Source originale du contenu
Les changements climatiques ont trop souvent quelque chose d’abstrait. Bien sûr qu’on sait que les ours polaires sont menacés. Que la glace fond trop rapidement au pôle Nord. Que des habitants des îles Fidji risquent fort de devenir des réfugiés.
Mais la semaine dernière, l’impact à Montréal du dérèglement climatique a été très concret. Luc Ferrandez a annoncé – de façon quelque peu cavalière – la fermeture définitive de la patinoire naturelle du lac aux Castors. Le nouveau responsable des grands parcs au comité exécutif a indiqué que cette patinoire n’a été ouverte que 37 jours l’an dernier, comparativement à une centaine jadis. Par ailleurs, les récents travaux de réaménagement compliquent la vie aux autorités municipales quant à son entretien.
Les ennuis de cette populaire patinoire sont le reflet d’une tendance lourde et préoccupante.
Elle a été entre autres confirmée il y a une demi-douzaine d’années par des chercheurs des universités McGill et Concordia, qui estimaient que les patinoires extérieures étaient menacées de disparition.
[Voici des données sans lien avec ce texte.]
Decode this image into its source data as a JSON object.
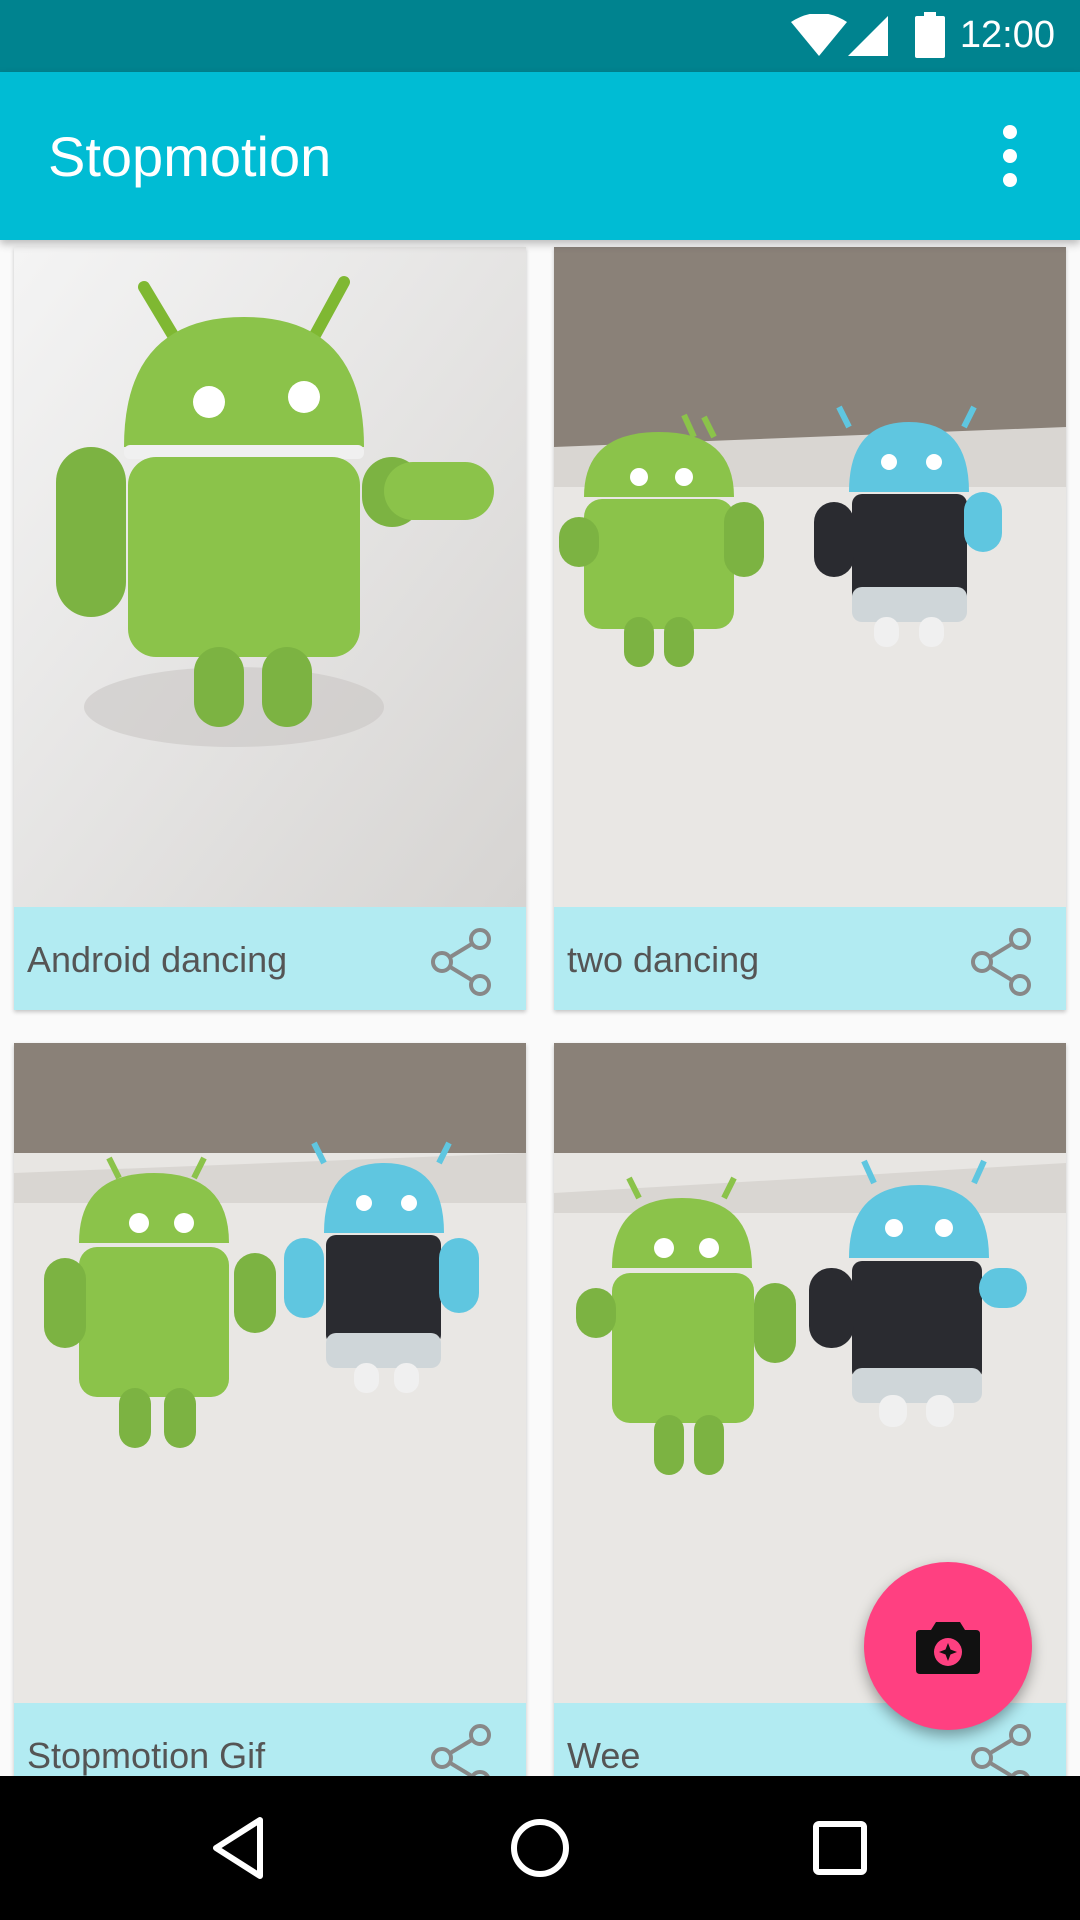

Ces prédictions déprimantes ont malheureusement été corroborées par des professeurs de l’Université Wilfrid Laurier en Ontario avec un projet particulièrement original. Rink Watch est une initiative citoyenne qui permet de recueillir les informations sur près de 1500 patinoires au Canada et dans certains États américains.
Robert McLeman, qui enseigne la géographie à l’Université Wilfrid Laurier en Ontario, estime qu’au cours des prochaines décennies, la saison de patinage à l’extérieur sera raccourcie de 30 à 40 % au Canada. « Si on dispose actuellement de huit ou dix semaines pour créer une patinoire, dans les prochaines années, on en aura plutôt entre quatre et six », dit-il.
C’est loin d’être anodin. On aurait tout avantage à considérer les patinoires comme les canaris dans la mine du dérèglement climatique. Ces oiseaux dont la mort, jadis, prévenait les mineurs qu’ils étaient en danger.
S’il y a une lueur d’espoir, c’est que la Ville de Montréal a compris il y a quelques années qu’elle ne doit pas uniquement lutter contre les changements climatiques en réduisant les émissions de gaz à effet de serre. Elle doit aussi, avec empressement, chercher à s’y adapter.
Chaleur accablante, pluies abondantes, inondations… L’administration de Denis Coderre avait pris le taureau par les cornes, publié un plan d’adaptation pour les années 2015-2020 et commencé à agir.
Dans le cas spécifique des patinoires, elle avait même annoncé en novembre dernier l’investissement de 7,3 millions sur trois ans pour l’ajout d’une poignée de patinoires réfrigérées à Montréal.
L’administration Plante semble elle aussi prendre l’adaptation aux changements climatiques au sérieux. La semaine dernière, elle a discuté de ce dossier crucial avec Alain Bourque, directeur général d’Ouranos – consortium dont c’est la spécialisation –, avec qui la Ville collabore déjà.
Tenir compte des impacts à venir des changements climatiques sur ses infrastructures, ses initiatives et ses services aux citoyens est fondamental pour une ville.
L’autorisation de nouveaux projets ne devrait-elle pas être conditionnelle à une évaluation des facteurs de risque liés aux changements climatiques ?
La question mérite d’être débattue plus tôt que tard.
Parce que planifier en tenant compte du fait que le climat se dérègle permet de limiter « les perturbations des milieux de vie et des activités économiques », soulignait Ouranos dans un rapport rédigé pour les municipalités du Québec il y a quelques années.
Parlant de limiter les perturbations, plutôt que de faire une croix sur la patinoire naturelle du lac aux Castors (et d’y laisser uniquement la petite patinoire réfrigérée, diminuant de beaucoup la capacité d’accueil), n’y aurait-il pas un moyen de… l’adapter ? Cette question-là aussi mérite d’être débattue.